Dos 27 integrantes da CTNBio, 5 se opõem sistematicamente a qualquer coisa que conduza à liberação comercial: dois representantes do Ministério do Meio Ambiente, a representante do Desenvolvimento Agrário, um da Secretaria da Pesca e outra dos consumidores, indicada pelo Ministério da Justiça. Outros dois ou três os acompanham freqüentemente.

Em tese, seria possível alcançar o quórum de 18 votos. O problema é que os opositores nunca faltam, enquanto dificilmente todos os outros estão presentes. São cientistas, com muitas ocupações, e até com dificuldades financeiras para comparecer em Brasília, já que a diária de R$ 180 às vezes não é suficiente para quem tem de viajar até o aeroporto mais próximo.
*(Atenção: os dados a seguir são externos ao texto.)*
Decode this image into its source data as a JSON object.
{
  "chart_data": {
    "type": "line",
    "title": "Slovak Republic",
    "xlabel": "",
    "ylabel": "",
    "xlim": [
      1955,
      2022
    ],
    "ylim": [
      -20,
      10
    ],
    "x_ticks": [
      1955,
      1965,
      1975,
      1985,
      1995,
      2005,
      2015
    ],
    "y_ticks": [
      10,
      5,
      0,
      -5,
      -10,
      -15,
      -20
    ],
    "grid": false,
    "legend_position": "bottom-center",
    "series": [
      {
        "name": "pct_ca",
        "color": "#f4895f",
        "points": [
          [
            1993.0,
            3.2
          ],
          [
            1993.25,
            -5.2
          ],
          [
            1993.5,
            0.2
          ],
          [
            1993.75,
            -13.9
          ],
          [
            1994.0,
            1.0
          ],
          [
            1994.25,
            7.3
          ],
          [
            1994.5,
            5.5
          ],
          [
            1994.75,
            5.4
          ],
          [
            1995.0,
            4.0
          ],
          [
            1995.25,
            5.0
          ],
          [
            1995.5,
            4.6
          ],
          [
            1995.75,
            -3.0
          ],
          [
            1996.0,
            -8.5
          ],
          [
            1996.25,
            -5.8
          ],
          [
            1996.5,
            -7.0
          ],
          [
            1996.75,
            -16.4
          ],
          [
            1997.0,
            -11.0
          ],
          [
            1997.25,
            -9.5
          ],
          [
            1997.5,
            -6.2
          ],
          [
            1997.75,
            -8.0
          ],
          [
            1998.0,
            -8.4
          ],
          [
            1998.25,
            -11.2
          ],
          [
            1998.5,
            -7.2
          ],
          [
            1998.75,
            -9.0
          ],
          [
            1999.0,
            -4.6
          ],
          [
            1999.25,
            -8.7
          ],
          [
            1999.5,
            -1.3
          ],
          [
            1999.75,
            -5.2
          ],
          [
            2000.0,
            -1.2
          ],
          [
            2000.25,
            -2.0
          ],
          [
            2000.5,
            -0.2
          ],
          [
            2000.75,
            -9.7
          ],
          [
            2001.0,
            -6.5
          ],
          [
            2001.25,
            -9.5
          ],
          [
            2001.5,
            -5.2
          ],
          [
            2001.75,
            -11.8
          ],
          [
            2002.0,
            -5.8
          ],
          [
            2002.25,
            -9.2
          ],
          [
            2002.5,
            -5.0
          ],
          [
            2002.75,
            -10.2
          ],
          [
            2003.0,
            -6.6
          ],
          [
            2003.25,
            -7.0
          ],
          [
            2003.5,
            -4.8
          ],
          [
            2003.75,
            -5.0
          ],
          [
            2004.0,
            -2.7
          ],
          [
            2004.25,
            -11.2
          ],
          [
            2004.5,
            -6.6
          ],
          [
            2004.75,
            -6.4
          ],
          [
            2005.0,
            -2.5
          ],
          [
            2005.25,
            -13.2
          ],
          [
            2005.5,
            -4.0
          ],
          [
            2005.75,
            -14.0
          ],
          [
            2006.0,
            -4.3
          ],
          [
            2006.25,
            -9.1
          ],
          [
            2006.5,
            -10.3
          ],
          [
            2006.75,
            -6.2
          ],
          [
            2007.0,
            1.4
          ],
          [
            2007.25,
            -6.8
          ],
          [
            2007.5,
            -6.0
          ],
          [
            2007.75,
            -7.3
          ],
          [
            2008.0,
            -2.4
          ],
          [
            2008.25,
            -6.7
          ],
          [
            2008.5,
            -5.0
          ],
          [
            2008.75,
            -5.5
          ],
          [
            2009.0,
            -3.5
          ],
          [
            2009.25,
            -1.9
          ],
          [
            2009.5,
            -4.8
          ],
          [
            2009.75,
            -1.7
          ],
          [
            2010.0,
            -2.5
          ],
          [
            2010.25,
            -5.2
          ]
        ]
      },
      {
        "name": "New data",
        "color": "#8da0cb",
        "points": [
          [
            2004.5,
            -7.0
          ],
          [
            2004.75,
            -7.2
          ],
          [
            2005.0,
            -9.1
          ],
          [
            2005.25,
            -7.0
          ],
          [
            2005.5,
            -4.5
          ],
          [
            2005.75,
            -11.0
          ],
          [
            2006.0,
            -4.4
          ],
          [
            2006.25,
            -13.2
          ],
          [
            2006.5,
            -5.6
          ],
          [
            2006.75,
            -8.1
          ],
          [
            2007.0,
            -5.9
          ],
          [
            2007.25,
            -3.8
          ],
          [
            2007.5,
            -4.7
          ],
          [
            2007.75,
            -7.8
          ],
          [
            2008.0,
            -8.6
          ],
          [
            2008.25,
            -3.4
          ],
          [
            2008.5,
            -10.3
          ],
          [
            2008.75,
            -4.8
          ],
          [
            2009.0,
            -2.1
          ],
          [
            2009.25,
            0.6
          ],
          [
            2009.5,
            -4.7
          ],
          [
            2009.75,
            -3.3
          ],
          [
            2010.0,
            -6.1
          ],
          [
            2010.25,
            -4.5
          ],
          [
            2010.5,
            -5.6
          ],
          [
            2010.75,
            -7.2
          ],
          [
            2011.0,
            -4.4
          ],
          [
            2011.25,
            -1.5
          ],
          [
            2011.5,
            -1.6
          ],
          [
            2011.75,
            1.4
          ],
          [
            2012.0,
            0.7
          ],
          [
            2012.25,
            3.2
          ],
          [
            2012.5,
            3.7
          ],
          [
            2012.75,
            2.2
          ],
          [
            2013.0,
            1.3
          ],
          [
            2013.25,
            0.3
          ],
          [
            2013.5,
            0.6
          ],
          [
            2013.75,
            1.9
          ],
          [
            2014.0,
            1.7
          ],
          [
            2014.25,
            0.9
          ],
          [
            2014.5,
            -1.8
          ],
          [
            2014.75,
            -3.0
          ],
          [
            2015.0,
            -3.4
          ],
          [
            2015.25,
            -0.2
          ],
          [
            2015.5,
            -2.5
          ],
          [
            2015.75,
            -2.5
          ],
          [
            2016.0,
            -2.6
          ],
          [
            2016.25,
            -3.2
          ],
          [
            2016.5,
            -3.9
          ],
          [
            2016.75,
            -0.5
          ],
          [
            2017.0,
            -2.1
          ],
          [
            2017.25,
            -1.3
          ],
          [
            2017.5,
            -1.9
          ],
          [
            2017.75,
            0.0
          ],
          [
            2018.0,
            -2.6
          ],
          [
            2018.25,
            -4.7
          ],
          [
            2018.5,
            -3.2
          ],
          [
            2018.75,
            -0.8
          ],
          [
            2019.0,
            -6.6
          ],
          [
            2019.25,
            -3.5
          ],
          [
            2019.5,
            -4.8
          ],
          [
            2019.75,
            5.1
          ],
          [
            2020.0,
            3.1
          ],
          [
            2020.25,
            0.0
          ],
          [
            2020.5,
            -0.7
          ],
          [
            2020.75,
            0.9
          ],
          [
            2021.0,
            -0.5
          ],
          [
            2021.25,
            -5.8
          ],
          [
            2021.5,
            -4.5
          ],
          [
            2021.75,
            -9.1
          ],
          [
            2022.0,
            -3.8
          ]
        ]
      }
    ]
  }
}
O ministro da Agricultura pedirá ao presidente que sancione a mudança do quórum, embora vete a parte da MP que libera a venda de algodão produzido com semente transgênica contrabandeada. ‘O tema dos transgênicos precisa ser encarado de forma técnica, e não emocional’, diz Guedes.

O Ministério da Ciência e Tecnologia seguirá a mesma linha. ‘Nunca conseguimos dois terços’, diz Luiz Antonio Barreto de Castro, secretário de Políticas e Programas de Pesquisa e Desenvolvimento do ministério, e primeiro presidente da CTNBio, criada em 1996. ‘Desde 2005, não liberamos nada.’